Wenn man in einer "Schokoladenmanufaktur" groß wird, welche Schoko hat man da am liebsten?
Meine allererste Lieblingsschokolade war die Milchcreme-Schoko und dann ganz lange die Käseschoko. Offiziell durfte ich jeden Tag eine Tafel haben, aber natürlich hab ich heimlich viel mehr gefuttert. Seitdem habe ich immer wieder meine Lieblingsschoko gewechselt, bis ich mittlerweile gar keine mehr habe.

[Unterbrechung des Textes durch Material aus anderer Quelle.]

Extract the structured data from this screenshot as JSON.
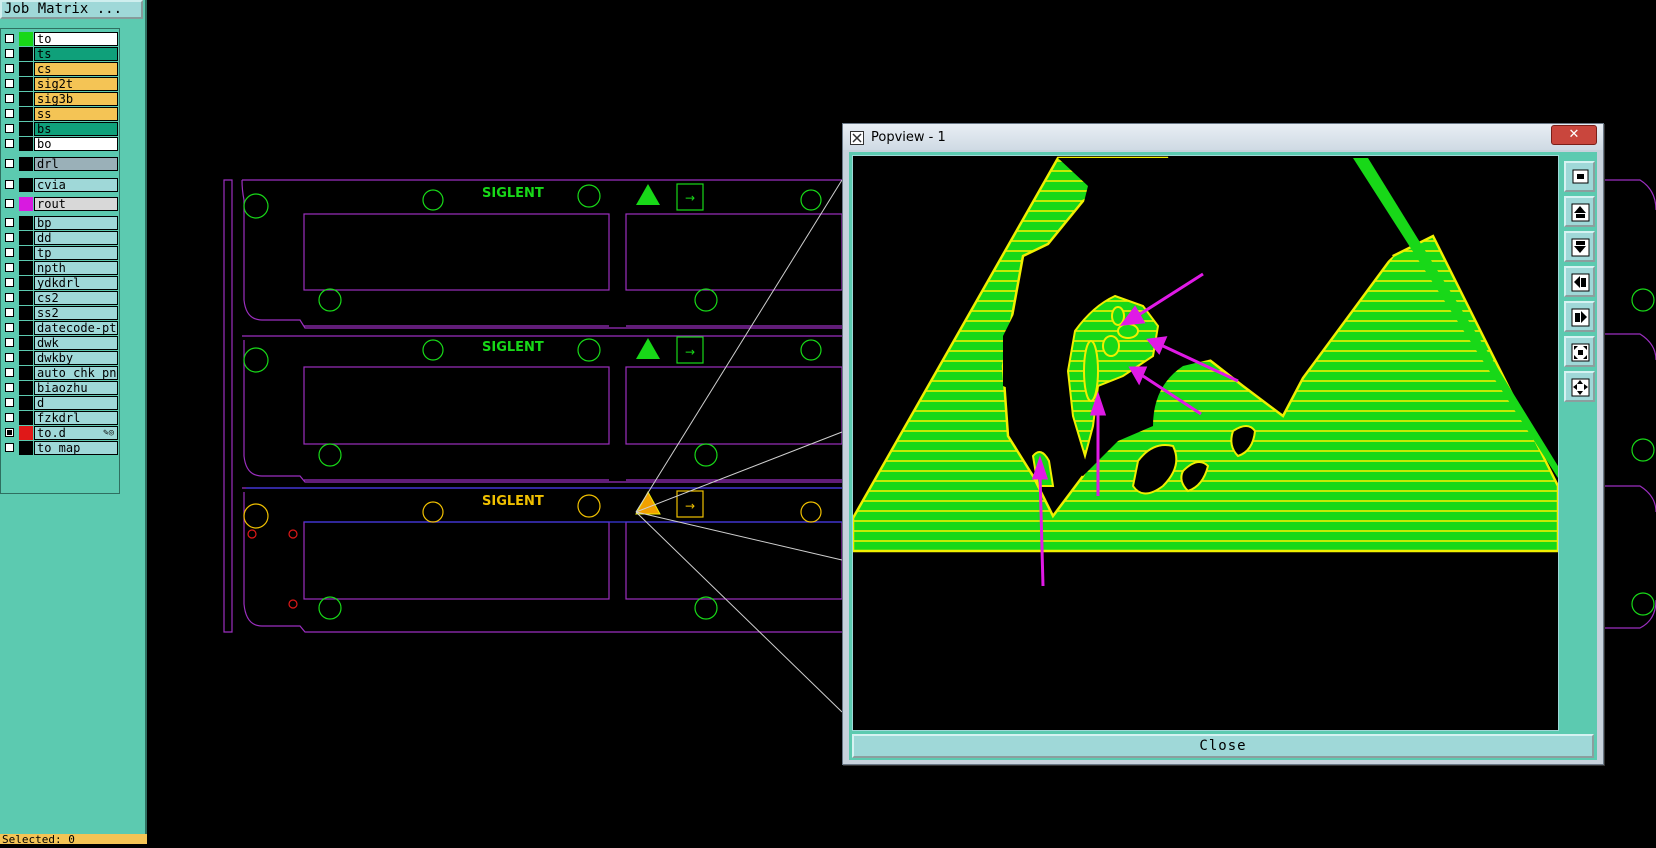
{
  "job_matrix": {
    "title": "Job Matrix ...",
    "layers": [
      {
        "name": "to",
        "bg": "#ffffff",
        "swatch": "#18d818",
        "checked": false
      },
      {
        "name": "ts",
        "bg": "#0fa07a",
        "swatch": "#000000",
        "checked": false
      },
      {
        "name": "cs",
        "bg": "#f4c455",
        "swatch": "#000000",
        "checked": false
      },
      {
        "name": "sig2t",
        "bg": "#f4c455",
        "swatch": "#000000",
        "checked": false
      },
      {
        "name": "sig3b",
        "bg": "#f4c455",
        "swatch": "#000000",
        "checked": false
      },
      {
        "name": "ss",
        "bg": "#f4c455",
        "swatch": "#000000",
        "checked": false
      },
      {
        "name": "bs",
        "bg": "#0fa07a",
        "swatch": "#000000",
        "checked": false
      },
      {
        "name": "bo",
        "bg": "#ffffff",
        "swatch": "#000000",
        "checked": false
      },
      {
        "name": "drl",
        "bg": "#9ab0b8",
        "swatch": "#000000",
        "checked": false
      },
      {
        "name": "cvia",
        "bg": "#9fd8d8",
        "swatch": "#000000",
        "checked": false
      },
      {
        "name": "rout",
        "bg": "#d8d8d8",
        "swatch": "#d81ae0",
        "checked": false
      },
      {
        "name": "bp",
        "bg": "#9fd8d8",
        "swatch": "#000000",
        "checked": false
      },
      {
        "name": "dd",
        "bg": "#9fd8d8",
        "swatch": "#000000",
        "checked": false
      },
      {
        "name": "tp",
        "bg": "#9fd8d8",
        "swatch": "#000000",
        "checked": false
      },
      {
        "name": "npth",
        "bg": "#9fd8d8",
        "swatch": "#000000",
        "checked": false
      },
      {
        "name": "ydkdrl",
        "bg": "#9fd8d8",
        "swatch": "#000000",
        "checked": false
      },
      {
        "name": "cs2",
        "bg": "#9fd8d8",
        "swatch": "#000000",
        "checked": false
      },
      {
        "name": "ss2",
        "bg": "#9fd8d8",
        "swatch": "#000000",
        "checked": false
      },
      {
        "name": "datecode-pte",
        "bg": "#9fd8d8",
        "swatch": "#000000",
        "checked": false
      },
      {
        "name": "dwk",
        "bg": "#9fd8d8",
        "swatch": "#000000",
        "checked": false
      },
      {
        "name": "dwkby",
        "bg": "#9fd8d8",
        "swatch": "#000000",
        "checked": false
      },
      {
        "name": "auto_chk_pnl",
        "bg": "#9fd8d8",
        "swatch": "#000000",
        "checked": false
      },
      {
        "name": "biaozhu",
        "bg": "#9fd8d8",
        "swatch": "#000000",
        "checked": false
      },
      {
        "name": "d",
        "bg": "#9fd8d8",
        "swatch": "#000000",
        "checked": false
      },
      {
        "name": "fzkdrl",
        "bg": "#9fd8d8",
        "swatch": "#000000",
        "checked": false
      },
      {
        "name": "to.d",
        "bg": "#9fd8d8",
        "swatch": "#e01818",
        "checked": true
      },
      {
        "name": "to_map",
        "bg": "#9fd8d8",
        "swatch": "#000000",
        "checked": false
      }
    ],
    "status_text": "Selected: 0"
  },
  "canvas": {
    "panel_brand": "SIGLENT",
    "arrow_glyph": "→"
  },
  "popview": {
    "title": "Popview - 1",
    "close_x": "✕",
    "close_button": "Close",
    "tools": [
      "zoom-window-icon",
      "zoom-in-icon",
      "zoom-out-icon",
      "pan-left-icon",
      "pan-right-icon",
      "fit-view-icon",
      "center-view-icon"
    ]
  },
  "colors": {
    "panel_bg": "#5ccab0",
    "board_outline": "#9b2fbf",
    "copper_green": "#18d818",
    "copper_edge": "#f0f000",
    "annotation_arrow": "#e01ae6"
  }
}
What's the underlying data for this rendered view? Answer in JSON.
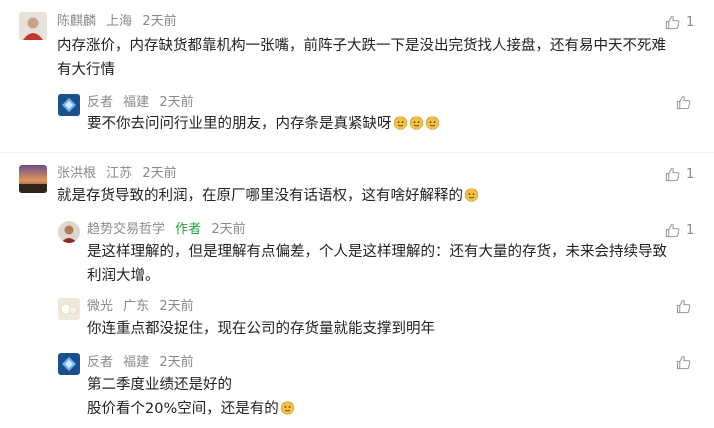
{
  "comments": [
    {
      "user": "陈麒麟",
      "location": "上海",
      "time": "2天前",
      "likes": "1",
      "lines": [
        "内存涨价，内存缺货都靠机构一张嘴，前阵子大跌一下是没出完货找人接盘，还有易中天不死难",
        "有大行情"
      ]
    },
    {
      "user": "反者",
      "location": "福建",
      "time": "2天前",
      "likes": "",
      "lines": [
        "要不你去问问行业里的朋友，内存条是真紧缺呀"
      ]
    },
    {
      "user": "张洪根",
      "location": "江苏",
      "time": "2天前",
      "likes": "1",
      "lines": [
        "就是存货导致的利润，在原厂哪里没有话语权，这有啥好解释的"
      ]
    },
    {
      "user": "趋势交易哲学",
      "badge": "作者",
      "location": "",
      "time": "2天前",
      "likes": "1",
      "lines": [
        "是这样理解的，但是理解有点偏差，个人是这样理解的：还有大量的存货，未来会持续导致",
        "利润大增。"
      ]
    },
    {
      "user": "微光",
      "location": "广东",
      "time": "2天前",
      "likes": "",
      "lines": [
        "你连重点都没捉住，现在公司的存货量就能支撑到明年"
      ]
    },
    {
      "user": "反者",
      "location": "福建",
      "time": "2天前",
      "likes": "",
      "lines": [
        "第二季度业绩还是好的",
        "股价看个20%空间，还是有的"
      ]
    }
  ],
  "icons": {
    "like": "thumbs-up-icon",
    "emoji": "doge-emoji-icon"
  },
  "colors": {
    "meta_text": "#8a8a8a",
    "author_badge": "#2a9d3f",
    "body_text": "#222222"
  }
}
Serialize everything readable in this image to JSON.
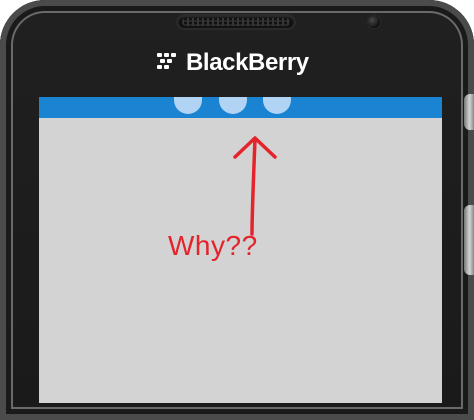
{
  "device": {
    "brand_name": "BlackBerry",
    "logo_icon": "blackberry-logo-icon",
    "body_color": "#1f1f1f",
    "screen_color": "#d3d3d3",
    "accent_color": "#1b84d2"
  },
  "screen": {
    "indicator_dots_count": 3,
    "indicator_dot_color": "#b9d8f6"
  },
  "annotation": {
    "text": "Why??",
    "arrow_icon": "upward-arrow-icon",
    "color": "#e3242b"
  }
}
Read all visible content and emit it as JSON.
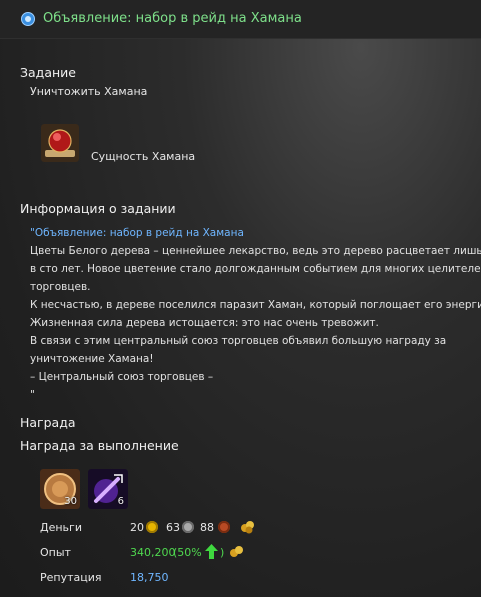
{
  "window": {
    "title": "Объявление: набор в рейд на Хамана"
  },
  "task": {
    "heading": "Задание",
    "objective": "Уничтожить Хамана",
    "item_name": "Сущность Хамана",
    "item_icon": "red-orb-icon"
  },
  "info": {
    "heading": "Информация о задании",
    "lines": [
      "\"Объявление: набор в рейд на Хамана",
      "Цветы Белого дерева – ценнейшее лекарство, ведь это дерево расцветает лишь раз",
      "в сто лет. Новое цветение стало долгожданным событием для многих целителей и",
      "торговцев.",
      "К несчастью, в дереве поселился паразит Хаман, который поглощает его энергию.",
      "Жизненная сила дерева истощается: это нас очень тревожит.",
      "В связи с этим центральный союз торговцев объявил большую награду за",
      "уничтожение Хамана!",
      "– Центральный союз торговцев –",
      "\""
    ]
  },
  "reward": {
    "heading": "Награда",
    "subheading": "Награда за выполнение",
    "items": [
      {
        "icon": "bronze-coin-chest-icon",
        "count": "30"
      },
      {
        "icon": "purple-scroll-icon",
        "count": "6"
      }
    ],
    "money": {
      "label": "Деньги",
      "gold": "20",
      "silver": "63",
      "copper": "88"
    },
    "exp": {
      "label": "Опыт",
      "value": "340,200",
      "bonus_open": "(50%",
      "bonus_close": ")"
    },
    "reputation": {
      "label": "Репутация",
      "value": "18,750"
    }
  },
  "colors": {
    "title": "#7ee08a",
    "link": "#6fb6ff",
    "exp": "#4fd84f",
    "reputation": "#6fb6ff"
  }
}
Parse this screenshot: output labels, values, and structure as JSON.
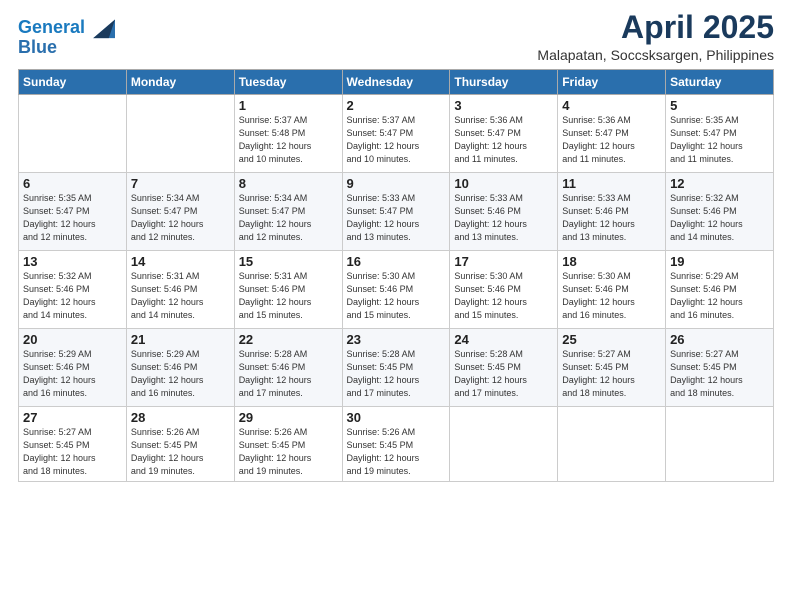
{
  "logo": {
    "line1": "General",
    "line2": "Blue"
  },
  "title": "April 2025",
  "subtitle": "Malapatan, Soccsksargen, Philippines",
  "weekdays": [
    "Sunday",
    "Monday",
    "Tuesday",
    "Wednesday",
    "Thursday",
    "Friday",
    "Saturday"
  ],
  "weeks": [
    [
      {
        "day": "",
        "info": ""
      },
      {
        "day": "",
        "info": ""
      },
      {
        "day": "1",
        "info": "Sunrise: 5:37 AM\nSunset: 5:48 PM\nDaylight: 12 hours\nand 10 minutes."
      },
      {
        "day": "2",
        "info": "Sunrise: 5:37 AM\nSunset: 5:47 PM\nDaylight: 12 hours\nand 10 minutes."
      },
      {
        "day": "3",
        "info": "Sunrise: 5:36 AM\nSunset: 5:47 PM\nDaylight: 12 hours\nand 11 minutes."
      },
      {
        "day": "4",
        "info": "Sunrise: 5:36 AM\nSunset: 5:47 PM\nDaylight: 12 hours\nand 11 minutes."
      },
      {
        "day": "5",
        "info": "Sunrise: 5:35 AM\nSunset: 5:47 PM\nDaylight: 12 hours\nand 11 minutes."
      }
    ],
    [
      {
        "day": "6",
        "info": "Sunrise: 5:35 AM\nSunset: 5:47 PM\nDaylight: 12 hours\nand 12 minutes."
      },
      {
        "day": "7",
        "info": "Sunrise: 5:34 AM\nSunset: 5:47 PM\nDaylight: 12 hours\nand 12 minutes."
      },
      {
        "day": "8",
        "info": "Sunrise: 5:34 AM\nSunset: 5:47 PM\nDaylight: 12 hours\nand 12 minutes."
      },
      {
        "day": "9",
        "info": "Sunrise: 5:33 AM\nSunset: 5:47 PM\nDaylight: 12 hours\nand 13 minutes."
      },
      {
        "day": "10",
        "info": "Sunrise: 5:33 AM\nSunset: 5:46 PM\nDaylight: 12 hours\nand 13 minutes."
      },
      {
        "day": "11",
        "info": "Sunrise: 5:33 AM\nSunset: 5:46 PM\nDaylight: 12 hours\nand 13 minutes."
      },
      {
        "day": "12",
        "info": "Sunrise: 5:32 AM\nSunset: 5:46 PM\nDaylight: 12 hours\nand 14 minutes."
      }
    ],
    [
      {
        "day": "13",
        "info": "Sunrise: 5:32 AM\nSunset: 5:46 PM\nDaylight: 12 hours\nand 14 minutes."
      },
      {
        "day": "14",
        "info": "Sunrise: 5:31 AM\nSunset: 5:46 PM\nDaylight: 12 hours\nand 14 minutes."
      },
      {
        "day": "15",
        "info": "Sunrise: 5:31 AM\nSunset: 5:46 PM\nDaylight: 12 hours\nand 15 minutes."
      },
      {
        "day": "16",
        "info": "Sunrise: 5:30 AM\nSunset: 5:46 PM\nDaylight: 12 hours\nand 15 minutes."
      },
      {
        "day": "17",
        "info": "Sunrise: 5:30 AM\nSunset: 5:46 PM\nDaylight: 12 hours\nand 15 minutes."
      },
      {
        "day": "18",
        "info": "Sunrise: 5:30 AM\nSunset: 5:46 PM\nDaylight: 12 hours\nand 16 minutes."
      },
      {
        "day": "19",
        "info": "Sunrise: 5:29 AM\nSunset: 5:46 PM\nDaylight: 12 hours\nand 16 minutes."
      }
    ],
    [
      {
        "day": "20",
        "info": "Sunrise: 5:29 AM\nSunset: 5:46 PM\nDaylight: 12 hours\nand 16 minutes."
      },
      {
        "day": "21",
        "info": "Sunrise: 5:29 AM\nSunset: 5:46 PM\nDaylight: 12 hours\nand 16 minutes."
      },
      {
        "day": "22",
        "info": "Sunrise: 5:28 AM\nSunset: 5:46 PM\nDaylight: 12 hours\nand 17 minutes."
      },
      {
        "day": "23",
        "info": "Sunrise: 5:28 AM\nSunset: 5:45 PM\nDaylight: 12 hours\nand 17 minutes."
      },
      {
        "day": "24",
        "info": "Sunrise: 5:28 AM\nSunset: 5:45 PM\nDaylight: 12 hours\nand 17 minutes."
      },
      {
        "day": "25",
        "info": "Sunrise: 5:27 AM\nSunset: 5:45 PM\nDaylight: 12 hours\nand 18 minutes."
      },
      {
        "day": "26",
        "info": "Sunrise: 5:27 AM\nSunset: 5:45 PM\nDaylight: 12 hours\nand 18 minutes."
      }
    ],
    [
      {
        "day": "27",
        "info": "Sunrise: 5:27 AM\nSunset: 5:45 PM\nDaylight: 12 hours\nand 18 minutes."
      },
      {
        "day": "28",
        "info": "Sunrise: 5:26 AM\nSunset: 5:45 PM\nDaylight: 12 hours\nand 19 minutes."
      },
      {
        "day": "29",
        "info": "Sunrise: 5:26 AM\nSunset: 5:45 PM\nDaylight: 12 hours\nand 19 minutes."
      },
      {
        "day": "30",
        "info": "Sunrise: 5:26 AM\nSunset: 5:45 PM\nDaylight: 12 hours\nand 19 minutes."
      },
      {
        "day": "",
        "info": ""
      },
      {
        "day": "",
        "info": ""
      },
      {
        "day": "",
        "info": ""
      }
    ]
  ]
}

Weil ich sie alle esse.
Welche Tafel müsste noch erfunden werden?
Das ist vollkommen klar und ich arbeite bereits mit meinem Vater daran: Eine Steak-Schokolade und eine mit veganem Karamell muss unbedingt noch erfunden werden.
Von Paris bis Shanghai, von London bis Brasilien: Warum zieht es Sie nun zurück in eine kleine Wohnung nach Feldbach?
Heimkommen ist immer eine Frage der Reife und des Erlebten. Für den einen fällt die Entscheidung früher, für den anderen später. Feldbach ist für mich deshalb interessant, weil hier einen Teil meiner Freunde habe und außerdem die Nähe zum Familienbetrieb. Das macht das Leben nicht nur einfach, sondern auch sehr genussvoll.